Langweiliger Frieden?
Mit den
Vieh Chroniken gab es zwar bereits 2011 einen Serien-Ableger, doch der lag nach der Pleite von Publisher HMH lange auf Eis und wirkte bei Release dementsprechend unfertig. Diesmal wollte Entwickler King Art aus Bremen die Rückmeldungen von Spielern fürs Feintuning nutzen: The Book of Unwritten Tales 2 erschien auf PC scheibchenweise in Steams Early-Access-Programm. Sieben Monate nach der finalen PC-Version kommen heute die Umsetzungen für PlayStation 4 und Xbox One in den Handel und die Download-Stores. Die Geschichte startet ein Jahr nach dem Ende des Vorgängers. Die Armee der Schatten wurde besiegt und die Fantasy-Welt Aventásien muss mit dem ungewohnten Frieden klarkommen. Gnom Wilbur ärgert sich als Zauberei-Professor mit besserwisserischen Schülern herum und Elfe Ivo langweilt sich in der schrecklich perfekten Idylle ihres Elternhauses.
Zurück in Seefels!
Schade, dass das Abenteuer so gemächlich startet: Eine geheimnisvolle Seuche scheint zwar allerlei Wesen in pinkfarbene Dinge zu verwandeln und in der Zeitung erfährt Ivo, dass der liebenswerte Gnom Wilbur angeblich den Erzmagier ermordet haben soll. Bevor ich den Ungereimtheiten auf den Grund gehen kann, muss ich mich allerdings erst einmal aus dem Hausarrest befreien und allerlei nur mäßig interessante Rätsel hinter mich bringen: Mal locke ich ihren eitlen Vogel mit einem Spiegel in die Falle, damit ich ungestört das Anwesen erkunden kann, später bringe ich eine Reihe von Zutaten zu einem Medizinbuch, damit es Ivos ungewöhnliche „Krankheitssymptome“ deuten kann.
Die Magie der Bücher
Es lohnt sich aber, dranzubleiben, denn sobald ich mit Wilbur Seefels erforscht habe, versank ich sofort wieder in der faszinierenden Fantasy-Stimmung, die schon Teil 1 ausgestrahlt hat – und dann begann auch die Geschichte wieder interessant zu werden. Der frisch ernannte Magieprofessor bemerkt schnell, dass mit dem Rektor der Lehranstalt etwas faul ist. Der Paragraphenreiter beauftragt Wilbur mit einer Vielzahl beinahe unschaffbarer Aufgaben, mit denen er das heruntergekommene Institut auf Vordermann bringen soll. Soll Wilbur seinen Mentor, den Erzmagier, schlecht darstehen lassen, damit die hinterlistige Cybill van Buren bei der anstehenden Wahl gegen ihn gewinnt? Droht gar ein Anschlag auf den Erzmagier – wie die Musketier-Ratte Rémi voraussagt? Oder ziehen insgeheim noch viel einflussreichere Mächte im Hintergrund die Fäden? Warum war die plötzlich wieder aufgetauchte Lehranstalt jahrzehntelang verschwunden – und wieso sind manche Zimmer wie die Bibliothek noch immer nicht zurückgekehrt?

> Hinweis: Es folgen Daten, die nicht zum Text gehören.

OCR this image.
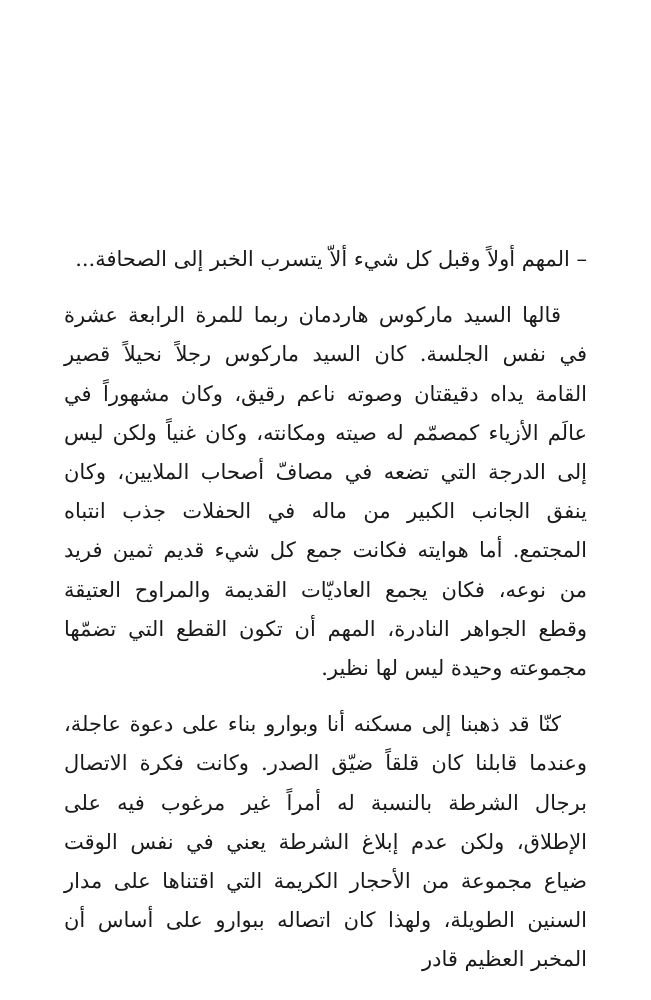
– المهم أولاً وقبل كل شيء ألاّ يتسرب الخبر إلى الصحافة...

قالها السيد ماركوس هاردمان ربما للمرة الرابعة عشرة في نفس الجلسة. كان السيد ماركوس رجلاً نحيلاً قصير القامة يداه دقيقتان وصوته ناعم رقيق، وكان مشهوراً في عالَم الأزياء كمصمّم له صيته ومكانته، وكان غنياً ولكن ليس إلى الدرجة التي تضعه في مصافّ أصحاب الملايين، وكان ينفق الجانب الكبير من ماله في الحفلات جذب انتباه المجتمع. أما هوايته فكانت جمع كل شيء قديم ثمين فريد من نوعه، فكان يجمع العاديّات القديمة والمراوح العتيقة وقطع الجواهر النادرة، المهم أن تكون القطع التي تضمّها مجموعته وحيدة ليس لها نظير.

كنّا قد ذهبنا إلى مسكنه أنا وبوارو بناء على دعوة عاجلة، وعندما قابلنا كان قلقاً ضيّق الصدر. وكانت فكرة الاتصال برجال الشرطة بالنسبة له أمراً غير مرغوب فيه على الإطلاق، ولكن عدم إبلاغ الشرطة يعني في نفس الوقت ضياع مجموعة من الأحجار الكريمة التي اقتناها على مدار السنين الطويلة، ولهذا كان اتصاله ببوارو على أساس أن المخبر العظيم قادر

Schlimmer als ein Forentroll: Der unmotivierte Hausmeister weiß alles besser und stichelt ohne Rücksicht auf Verluste.
Die heruntergekommene Schule gehört zu den Highlights der wunderhübsch gestalteten Kulissen. An allen Ecken und Enden finden sich verschnörkelte Erker und jede Menge liebevoll designtes Gerümpel. Wenn Wilbur durch einen schummrig beleuchteten Raum schreitet, verdustert plötzlich sein riesiger, fein dargestellter Schatten die Hälfte des Raums, sehr idyllisch! Auch der Turm in Seefels, ein Luftschiff und viel andere Orte wirken wie gezeichnet, weil King Art neuerdings auf die Projection-Mapping-Technik zurückgreift. Dabei werden großflächige Zeichnungen über ein Drahtgitter im Hintergrund gelegt und dann physikalisch korrekt zurechtgezupft. Durch Pinselstriche und die teilweise ins Bild gemalte Beleuchtung wirken Farben und Details malerischer als bei klassischen Polygonen mit ihren kleinen Texturen. Die komplett dreidimensionalen Figuren davor selbst sehen zwar nicht ganz so beeindruckend aus, wurden aber fein und variantenreich animiert. Leider lockern die Entwickler die Bildregie nur selten mit Perspektivwechseln oder Nahaufnahmen auf. Warum das bei der neuen Technik besonders knifflig ist, erfahrt ihr übrigens in unserer
Vorschau zu Silence: The Whispered World 2, welches allem Anschein nach eine deutlich dynamischere Kameraregie bekommt.